Thank you to everyone who came along last night to the lecture, it was a full house and a patient crowd; it was a very dense lecture. But it seemed to be well received and I think people’s questions showed a lot had sunk in. Thank you again to Janice Harding and her wonderful Universettee for the invitation, and Sophie whose settee was employed.
My main thesis ended up being that Zizek is trying to use Christianity to create a more successful form of atheism that goes through the Judeo-Christian experience of intense Otherness, and uses its logic. This means bypassing the Resurrection of Jesus and depersonifying the Holy Spirit into a kind of community spirit. This is the big disappointment with Zizek’s conclusion; he opts for the least likely explanation of the birth of the Church – that the Disciples are so disappointed by Jesus’ murder that they are stirred into forming the Church. My thesis is that Zizek’s own logic relies upon something traumatic, not merely disappointing happening at Easter. I argue in line with NT Wright that the fact that the followers of Jesus do not go the same way as the many other messiah movements of the 1st Century when their leaders were killed hints at a trauma having happened, and the physical resurrection of Jesus would be such a trauma. If he had just died and not risen, the disciples would have ended their days fishing.
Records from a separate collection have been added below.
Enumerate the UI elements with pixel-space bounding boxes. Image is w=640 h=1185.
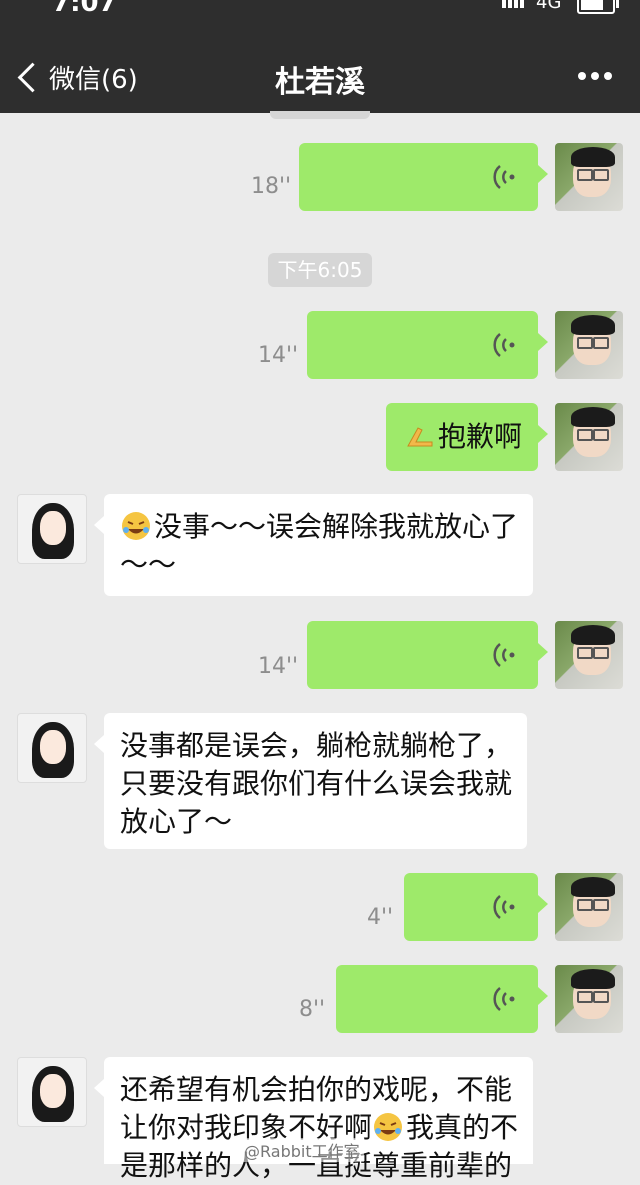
timestamp-pill-partial	[270, 111, 370, 119]
voice-message[interactable]	[336, 965, 548, 1033]
signal-icon	[502, 0, 524, 8]
voice-wave-icon	[493, 895, 515, 919]
voice-message[interactable]	[299, 143, 548, 211]
text-message[interactable]: 没事都是误会，躺枪就躺枪了， 只要没有跟你们有什么误会我就 放心了～	[94, 713, 527, 849]
contact-avatar[interactable]	[17, 713, 87, 783]
voice-duration: 18''	[251, 174, 292, 199]
contact-avatar[interactable]	[17, 1057, 87, 1127]
voice-message[interactable]	[307, 311, 548, 379]
message-line: 只要没有跟你们有什么误会我就	[120, 767, 513, 800]
status-time: 7:07	[52, 0, 117, 18]
voice-wave-icon	[493, 333, 515, 357]
voice-duration: 14''	[258, 654, 299, 679]
watermark: @Rabbit工作室	[240, 1138, 364, 1162]
crying-laugh-emoji	[122, 512, 150, 540]
my-avatar[interactable]	[555, 311, 623, 379]
more-icon[interactable]	[578, 72, 612, 80]
my-avatar[interactable]	[555, 965, 623, 1033]
voice-duration: 4''	[367, 905, 394, 930]
voice-wave-icon	[493, 987, 515, 1011]
message-text: 没事～～误会解除我就放心了～～	[120, 510, 519, 581]
battery-icon	[577, 0, 619, 14]
voice-wave-icon	[493, 165, 515, 189]
message-line: 没事都是误会，躺枪就躺枪了，	[120, 729, 513, 762]
voice-duration: 8''	[299, 997, 326, 1022]
pray-emoji	[407, 427, 433, 447]
my-avatar[interactable]	[555, 143, 623, 211]
status-bar: 7:07 4G	[0, 0, 640, 22]
message-line: 放心了～	[120, 805, 233, 838]
message-line: 还希望有机会拍你的戏呢，不能	[120, 1073, 513, 1106]
chat-title: 杜若溪	[275, 65, 365, 100]
timestamp: 下午6:05	[268, 253, 372, 287]
text-message[interactable]: 没事～～误会解除我就放心了～～	[94, 494, 533, 596]
network-type: 4G	[536, 0, 562, 13]
contact-avatar[interactable]	[17, 494, 87, 564]
crying-laugh-emoji	[374, 1113, 403, 1141]
voice-wave-icon	[493, 643, 515, 667]
voice-message[interactable]	[307, 621, 548, 689]
text-message[interactable]: 抱歉啊	[386, 403, 548, 471]
voice-message[interactable]	[404, 873, 548, 941]
voice-duration: 14''	[258, 343, 299, 368]
my-avatar[interactable]	[555, 873, 623, 941]
message-text: 抱歉啊	[438, 420, 523, 453]
nav-bar: 7:07 4G 微信(6) 杜若溪	[0, 0, 640, 113]
message-line: 我真的不	[406, 1111, 519, 1144]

Several people asked for a copy of the lecture, so we’re going to make it available as a sound file through our website somehow.
Unanswered questions for those present: The Bhagavad Gita is a Sanskrit poem almost certainly of Hindu origin. Some say it was part of the Hindu attempt to make god more concrete and prevent followers drifting to Buddhism, others that it is pre-Buddhist entirely; my translation stresses its use by Hindus and Buddhists. Zizek obviously conflates both religions in his text because they are both pagan and point to the one-All ethical conclusion that ‘compassion is the sword’.
The three people Zizek regards as successful atheists are Hegel, Heidegger, and Lacan.
Rudi
David, thanks for the lecture, I really enjoyed it. I’ve written some thoughts on it at by blog here.
David
Thanks for the review, I’m satisfied to know it was understandable. I’ll be keen to see how your hypothesis follows through, you must be onto something about how much faith he has in the revolutionary community.